The embattled Franklin-based hospital operator has been going through challenges recently and the lawsuit is the most recent. This top notch company has lately been engaging in the sale of hospitals hoping that would help pay down more than $14.7 billion of debt. According to the company’s insiders, the debt culminated from its 2014 acquisition of Florida-based Health Management Associates.

Empire was founded in 2008 using funds emanating from the sale of the hospitals by the nonprofit Empire Health System. This foundation seeks to help improve health in the region.

According to the terms associated with the suit, when CHS subsidiaries acquired Valley Hospital and Deaconess Medical Center, it accepted that it would provide essential health services at levels that meet or exceed the average of charity care delivered in Eastern Washington. The provision of charity care is a matter that the provider takes with much seriousness.

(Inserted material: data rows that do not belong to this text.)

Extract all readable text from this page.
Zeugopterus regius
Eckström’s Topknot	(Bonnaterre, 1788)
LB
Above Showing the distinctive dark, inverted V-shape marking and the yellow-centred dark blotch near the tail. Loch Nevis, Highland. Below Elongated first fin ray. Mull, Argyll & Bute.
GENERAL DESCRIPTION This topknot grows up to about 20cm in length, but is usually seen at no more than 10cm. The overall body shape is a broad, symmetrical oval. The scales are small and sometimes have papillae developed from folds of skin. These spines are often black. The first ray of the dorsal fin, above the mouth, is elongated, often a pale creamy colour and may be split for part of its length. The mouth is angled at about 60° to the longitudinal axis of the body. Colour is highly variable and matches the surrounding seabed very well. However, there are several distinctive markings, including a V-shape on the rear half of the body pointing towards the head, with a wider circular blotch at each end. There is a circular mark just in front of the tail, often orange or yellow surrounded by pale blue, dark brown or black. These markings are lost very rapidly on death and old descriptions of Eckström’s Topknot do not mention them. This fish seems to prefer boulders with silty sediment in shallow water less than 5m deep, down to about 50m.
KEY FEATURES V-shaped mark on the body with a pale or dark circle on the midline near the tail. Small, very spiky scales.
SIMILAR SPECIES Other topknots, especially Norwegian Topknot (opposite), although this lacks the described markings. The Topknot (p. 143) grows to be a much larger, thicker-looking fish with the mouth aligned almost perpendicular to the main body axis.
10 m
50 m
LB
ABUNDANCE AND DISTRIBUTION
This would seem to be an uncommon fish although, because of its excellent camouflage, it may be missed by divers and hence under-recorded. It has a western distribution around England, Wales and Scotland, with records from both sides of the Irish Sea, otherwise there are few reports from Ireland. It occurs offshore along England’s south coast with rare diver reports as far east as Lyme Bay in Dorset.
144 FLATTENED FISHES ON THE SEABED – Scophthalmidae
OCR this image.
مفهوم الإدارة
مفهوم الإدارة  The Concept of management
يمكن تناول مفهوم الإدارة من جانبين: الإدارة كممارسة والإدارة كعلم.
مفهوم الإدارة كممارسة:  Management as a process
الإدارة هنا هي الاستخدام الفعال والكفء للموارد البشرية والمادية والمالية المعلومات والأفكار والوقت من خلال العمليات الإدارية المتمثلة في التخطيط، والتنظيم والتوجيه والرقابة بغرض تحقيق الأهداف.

The Washington state law is pushing for all hospitals in the state to make efforts deliver charity care to all those patients who happen to be living below the federal poverty line.CHS has given its statement downplaying the allegations strongly. It insists Deaconess and Valley hospitals have done their part towards fulfilling their obligations. They have boosted the amount of charity care provided and that was from the 2008 acquisition.

According to, the lawsuit provided that the company forwarded policies that “appear to be part of a planned effort to drive indigent patients away from the hospitals, and, if they nonetheless sought services from the hospitals, to overcharge them.”

However, it is important to outline that challenges are normal and what really matters is how any provider chooses to handle them.